Endocrine System Terms to memorize

 

Endocrine

Refers to a gland that secretes hormones into the blood

Hormone

A chemical that travels through the blood and causes cells to turn various cell functions on or off

Hypothalamus

Keeps track of many body states like temperature, nutrition, blood osmolarity, etc; it also measures the levels of many hormones in the blood, like thyroid hormones, estrogen, testosterone, and cortisol.

Releasing hormones

When the level of a body hormone goes too low, the hypothalamus secretes a releasing hormone to start production of the hormone that is too low. Releasing hormones go from the hypothalamus to the anterior pituitary.

Anterior pituitary

Contains many different groups of secretory cells, which produce hormones that can stimulate your endocrine glands.

Stimulating or trophic hormones

The hormones released from the anterior pituitary. These go in the blood to your body, telling your endocrine glands what to do.

Hypothalamo-pituitary axis

The control system for your endocrine glands, where the hypothalamus measures hormone levels and secretes a releasing hormone to the pituitary, the pituitary secretes a stimulating hormone, and the endocrine gland responds.

TRH

Thyrotropin releasing hormone. The hypothalamus secretes this when your thyroid hormones or body temperature are too low.

TSH

Thyroid stimulating hormone. The pituitary secretes this when the hypothalamus sends it a shot of TRH.

T3 and T4

The thyroid hormones. The thyroid secretes these when the pituitary sends them a shot of TSH.

Negative feedback control of the thyroid

When the hypothalamus sees T3 and T4 in the blood, it stops secreting TRH. When the pituitary sees them, it stops secreting TSH.

CRH

Corticotropin releasing hormone. The hypothalamus secretes this when your cortisol level is too low.

ACTH

Adrenal corticotrophic hormone. The pituitary secretes this when the hypothalamus sends it a shot of CRH. This hormone also causes skin color to get darker.

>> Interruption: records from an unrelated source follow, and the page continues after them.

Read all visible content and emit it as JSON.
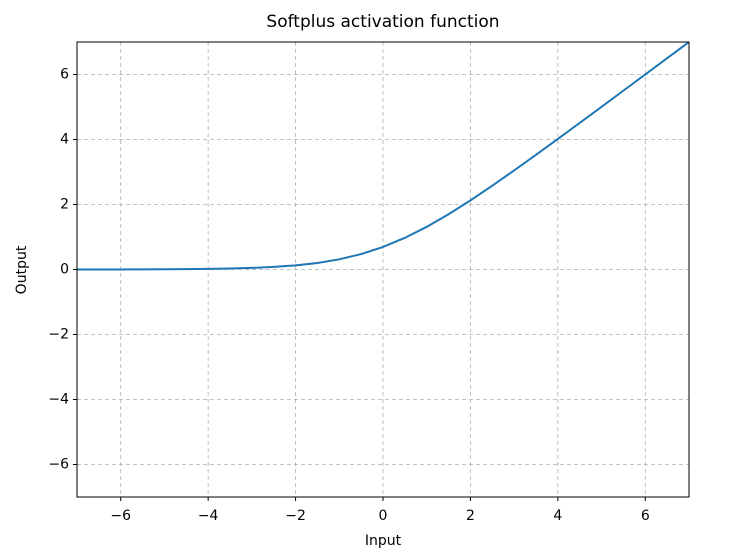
{
  "chart_data": {
    "type": "line",
    "title": "Softplus activation function",
    "x_label": "Input",
    "y_label": "Output",
    "x": [
      -7,
      -6.5,
      -6,
      -5.5,
      -5,
      -4.5,
      -4,
      -3.5,
      -3,
      -2.5,
      -2,
      -1.5,
      -1,
      -0.5,
      0,
      0.5,
      1,
      1.5,
      2,
      2.5,
      3,
      3.5,
      4,
      4.5,
      5,
      5.5,
      6,
      6.5,
      7
    ],
    "values": [
      0.001,
      0.002,
      0.002,
      0.004,
      0.007,
      0.011,
      0.018,
      0.03,
      0.049,
      0.079,
      0.127,
      0.201,
      0.313,
      0.474,
      0.693,
      0.974,
      1.313,
      1.701,
      2.127,
      2.579,
      3.049,
      3.53,
      4.018,
      4.511,
      5.007,
      5.504,
      6.002,
      6.502,
      7.001
    ],
    "color": "#1f77b4",
    "xlim": [
      -7,
      7
    ],
    "ylim": [
      -7,
      7
    ],
    "xticks": [
      {
        "value": -6,
        "label": "−6"
      },
      {
        "value": -4,
        "label": "−4"
      },
      {
        "value": -2,
        "label": "−2"
      },
      0,
      2,
      4,
      6
    ],
    "yticks": [
      {
        "value": -6,
        "label": "−6"
      },
      {
        "value": -4,
        "label": "−4"
      },
      {
        "value": -2,
        "label": "−2"
      },
      0,
      2,
      4,
      6
    ],
    "grid": true
  }
}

Cortisol, aldosterone, and testosterone

The hormones made by the adrenal cortex. The adrenal cortex secretes these when the pituitary sends them a shot of ACTH.

Negative feedback control of the adrenal cortex

When the hypothalamus sees cortisol in the blood, it stops secreting CRH. When the pituitary sees cortisol, it stops secreting ACTH.

GnRH

Gonadotropin releasing hormone. The hypothalamus secretes this when your estrogen or testosterone levels are too low.

FSH and LH

Follicle stimulating hormone and Luteinizing hormone. The pituitary secretes these when the hypothalamus sends it a shot of GnRH.

Estrogen and progesterone

The female sex hormones. The ovaries secrete these when the pituitary sends them a shot of FSH and LH.

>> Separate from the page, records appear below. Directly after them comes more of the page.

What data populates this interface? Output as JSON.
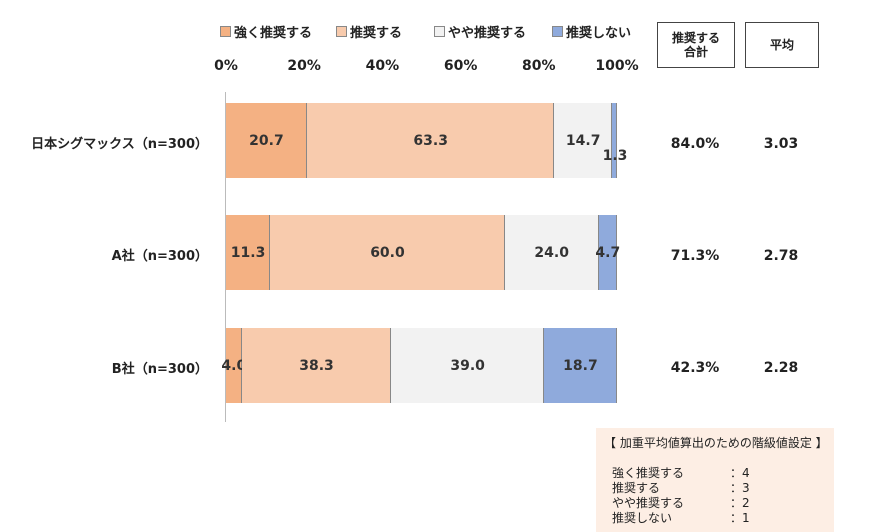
{
  "chart_data": {
    "type": "bar",
    "orientation": "horizontal-stacked-100",
    "categories": [
      "日本シグマックス（n=300）",
      "A社（n=300）",
      "B社（n=300）"
    ],
    "series": [
      {
        "name": "強く推奨する",
        "color": "#f4b183",
        "values": [
          20.7,
          11.3,
          4.0
        ],
        "labels": [
          "20.7",
          "11.3",
          "4.0"
        ]
      },
      {
        "name": "推奨する",
        "color": "#f8cbad",
        "values": [
          63.3,
          60.0,
          38.3
        ],
        "labels": [
          "63.3",
          "60.0",
          "38.3"
        ]
      },
      {
        "name": "やや推奨する",
        "color": "#f2f2f2",
        "values": [
          14.7,
          24.0,
          39.0
        ],
        "labels": [
          "14.7",
          "24.0",
          "39.0"
        ]
      },
      {
        "name": "推奨しない",
        "color": "#8faadc",
        "values": [
          1.3,
          4.7,
          18.7
        ],
        "labels": [
          "1.3",
          "4.7",
          "18.7"
        ]
      }
    ],
    "xlim": [
      0,
      100
    ],
    "xticks": [
      "0%",
      "20%",
      "40%",
      "60%",
      "80%",
      "100%"
    ],
    "legend_position": "top",
    "grid": false
  },
  "headers": {
    "total_line1": "推奨する",
    "total_line2": "合計",
    "average": "平均"
  },
  "stats": [
    {
      "total": "84.0%",
      "average": "3.03"
    },
    {
      "total": "71.3%",
      "average": "2.78"
    },
    {
      "total": "42.3%",
      "average": "2.28"
    }
  ],
  "note": {
    "title": "【 加重平均値算出のための階級値設定 】",
    "rows": [
      {
        "label": "強く推奨する",
        "value": "：4"
      },
      {
        "label": "推奨する",
        "value": "：3"
      },
      {
        "label": "やや推奨する",
        "value": "：2"
      },
      {
        "label": "推奨しない",
        "value": "：1"
      }
    ]
  }
}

Negative feedback control of the ovaries

When the hypothalamus sees estrogen and progesterone in the blood, it stops secreting GnRH. When the pituitary sees them, it stops secreting FSH and LH.

Testosterone

The male sex hormone. The testes secrete theis when the pituitary sends them a shot of FSH and LH.

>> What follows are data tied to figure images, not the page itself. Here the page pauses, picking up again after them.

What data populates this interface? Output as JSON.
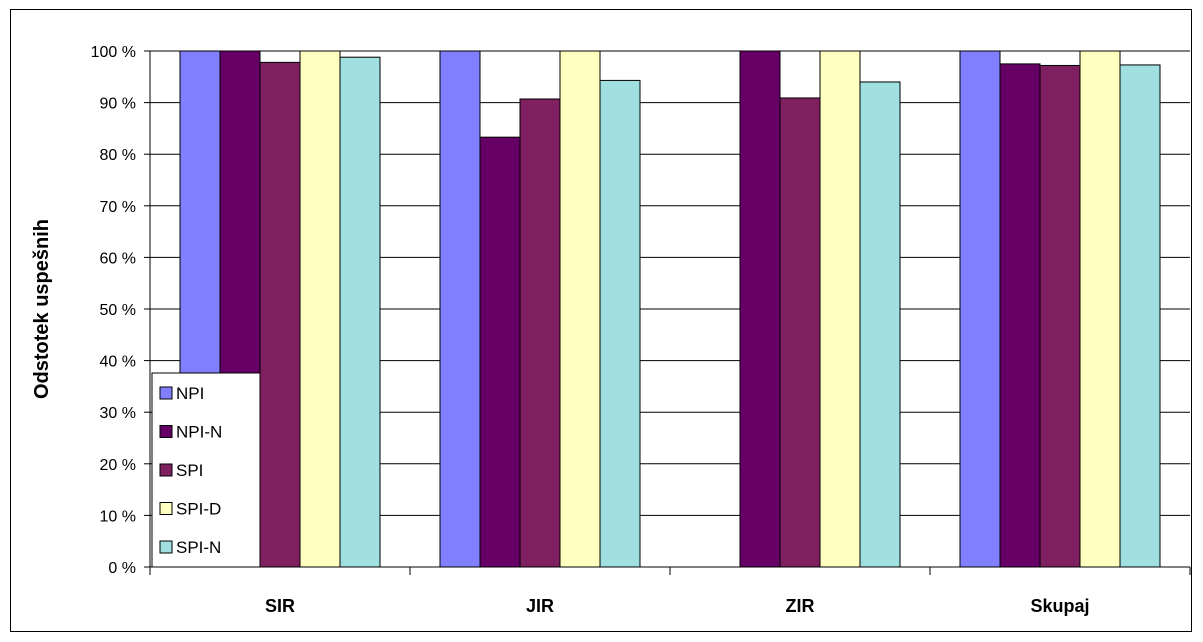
{
  "chart_data": {
    "type": "bar",
    "title": "",
    "xlabel": "",
    "ylabel": "Odstotek uspešnih",
    "categories": [
      "SIR",
      "JIR",
      "ZIR",
      "Skupaj"
    ],
    "ylim": [
      0,
      100
    ],
    "yticks": [
      "0 %",
      "10 %",
      "20 %",
      "30 %",
      "40 %",
      "50 %",
      "60 %",
      "70 %",
      "80 %",
      "90 %",
      "100 %"
    ],
    "grid": true,
    "legend_position": "bottom-left",
    "series": [
      {
        "name": "NPI",
        "color": "#8080FF",
        "values": [
          100,
          100,
          null,
          100
        ]
      },
      {
        "name": "NPI-N",
        "color": "#660066",
        "values": [
          100,
          83.3,
          100,
          97.5
        ]
      },
      {
        "name": "SPI",
        "color": "#7F2060",
        "values": [
          97.8,
          90.7,
          90.9,
          97.2
        ]
      },
      {
        "name": "SPI-D",
        "color": "#FFFFC0",
        "values": [
          100,
          100,
          100,
          100
        ]
      },
      {
        "name": "SPI-N",
        "color": "#A0E0E0",
        "values": [
          98.8,
          94.3,
          94.0,
          97.3
        ]
      }
    ]
  }
}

Negative feedback control of the testes

When the hypothalamus sees testosterone in the blood, it stops secreting GnRH. When the pituitary sees testosterone, it stops secreting FSH and LH.

Parathyroid glands

Four glands on the back of your thyroid. They respond to blood Calcium levels.

PTH

Parathyroid hormone. When blood calcium is low, the parathyroid glands secrete this hormone. It causes you to absorb more calcium from your diet, to release calcium from your bones, and to reabsorb calcium from your urine. PTH raises blood Calcium levels.

Vitamin D

Without vitamin D, you canít absorb calcium from your diet.

Thyrocalcitonin

When blood calcium is too high, your thyroid glands secrete this hormone. It makes your body move calcium from the blood into the bones.